Sebelumnya, Banser yang menjadi penjaga gedung telah dikasih kabar kalau Kiai Sahal bakal rawuh. Dalam bayangan Banser yang sama sekali belum pernah bertemu maestro fiqh sosial itu, Kiai Sahal adalah sosok kiai yang gagah, dikawal pendereknya, dan memakai sorban melilit kepala.
Begitu Kiai Sahal rawuh dengan penampilannya yang bersahaja, Banser curiga, ini jelas tak sesuai ekspektasi dan bayangan mereka.
"Bapak siapa?"
"Saya Sahal."
Si Banser menatap lekat-lekat pria di depannya, dari ujung kaki hingga pucuk kepala. Kesimpulannya, pria di depannya ini bukan Kiai Sahal Mahfudh. Wong kiai kok penampilannya nggak meyakinkan begitu.

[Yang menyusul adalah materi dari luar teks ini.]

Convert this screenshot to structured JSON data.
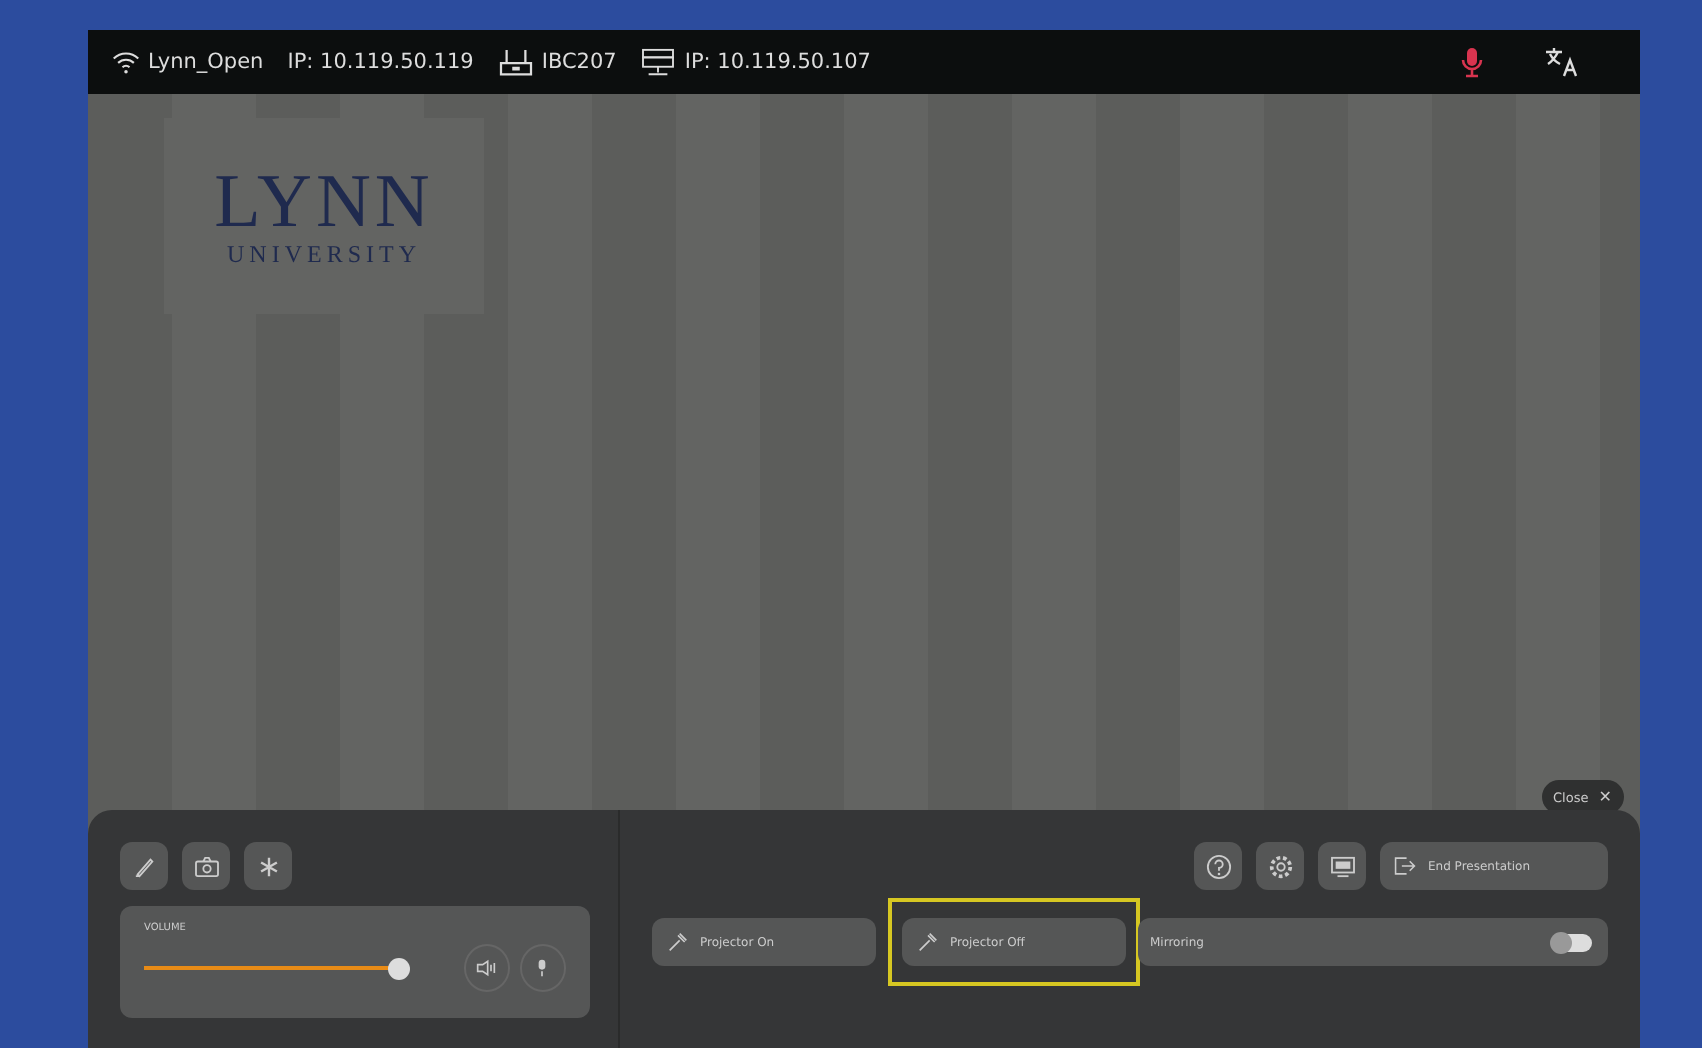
{
  "top_bar": {
    "network": "Lynn_Open",
    "network_ip": "IP: 10.119.50.119",
    "room": "IBC207",
    "device_ip": "IP: 10.119.50.107",
    "mic_muted": true
  },
  "logo": {
    "name": "LYNN",
    "subtitle": "UNIVERSITY"
  },
  "close_button": {
    "label": "Close",
    "icon": "✕"
  },
  "volume": {
    "label": "VOLUME",
    "level": 0.97
  },
  "controls": {
    "end_presentation": "End Presentation",
    "projector_buttons": [
      {
        "label": "Projector On",
        "highlighted": false
      },
      {
        "label": "Projector Off",
        "highlighted": true
      }
    ],
    "mirroring": {
      "label": "Mirroring",
      "on": false
    }
  }
}
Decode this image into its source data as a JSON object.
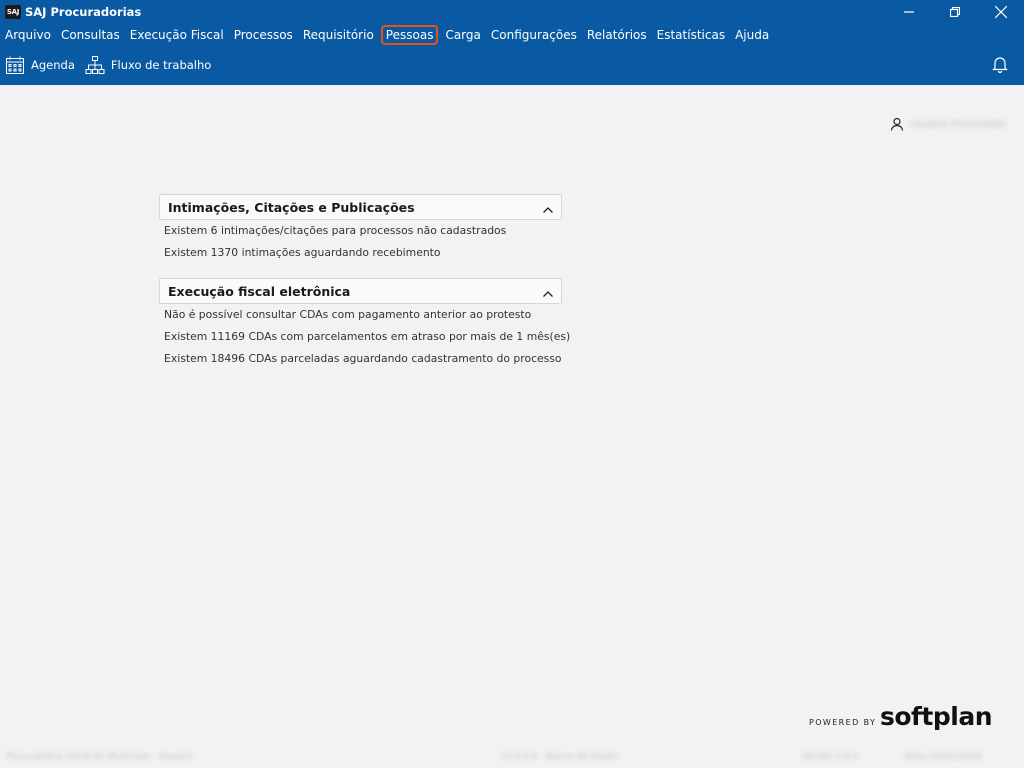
{
  "window": {
    "app_logo_text": "SAJ",
    "title": "SAJ Procuradorias"
  },
  "menu": {
    "items": [
      {
        "label": "Arquivo"
      },
      {
        "label": "Consultas"
      },
      {
        "label": "Execução Fiscal"
      },
      {
        "label": "Processos"
      },
      {
        "label": "Requisitório"
      },
      {
        "label": "Pessoas",
        "highlighted": true
      },
      {
        "label": "Carga"
      },
      {
        "label": "Configurações"
      },
      {
        "label": "Relatórios"
      },
      {
        "label": "Estatísticas"
      },
      {
        "label": "Ajuda"
      }
    ],
    "highlight_color": "#e8501a"
  },
  "toolbar": {
    "agenda_label": "Agenda",
    "agenda_icon": "calendar-icon",
    "workflow_label": "Fluxo de trabalho",
    "workflow_icon": "workflow-icon",
    "notification_icon": "bell-icon"
  },
  "user": {
    "icon": "user-icon",
    "name": "Usuário Procurador"
  },
  "panels": {
    "intimacoes": {
      "title": "Intimações, Citações e Publicações",
      "rows": [
        "Existem  6 intimações/citações para processos não cadastrados",
        "Existem  1370 intimações aguardando recebimento"
      ]
    },
    "execucao": {
      "title": "Execução fiscal eletrônica",
      "rows": [
        "Não é possível consultar CDAs com pagamento anterior ao protesto",
        "Existem  11169 CDAs com parcelamentos em atraso por mais de 1 mês(es)",
        "Existem  18496 CDAs parceladas aguardando cadastramento do processo"
      ]
    }
  },
  "footer": {
    "powered_by": "POWERED BY",
    "brand": "softplan"
  },
  "statusbar": {
    "left": "Procuradoria Geral do Município - Usuário",
    "center": "10.0.0.0 - Banco de Dados",
    "right1": "Versão 1.0.0",
    "right2": "Data 01/01/2024"
  },
  "colors": {
    "header_blue": "#0a5aa3",
    "background": "#f2f2f2"
  }
}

"Oh, jadi begini pak. Mungkin bapak bisa nunggu di luar gedung dulu ya pak..." si Banser ini bermaksud mengusir Kiai Sahal dengan halus.
Di dalam gedung, panitia ketar-ketir menunggu Kiai Sahal yang nggak juga tiba. Salah seorang panitia akhirnya bertanya ke Banser apakah ada pria bernama Sahal mau masuk. "Ya, kang. Ada, tadi. Orang biasa saja. Kayaknya bukan kiai. Wong nggak pakai sorban di kepalanya gitu."
"Aduh, mati aku." sahut panitia yang langsung melesat mencari Kiai Sahal di sekitar gedung dan menemukannya duduk santai bersama penjual dawet!
"Lha wong tadi nggak boleh masuk sama Banser dan diminta nunggu di sekitar gedung, ya wis. Saya manut sama Banser." jawab Kiai Sahal sambil tersenyum.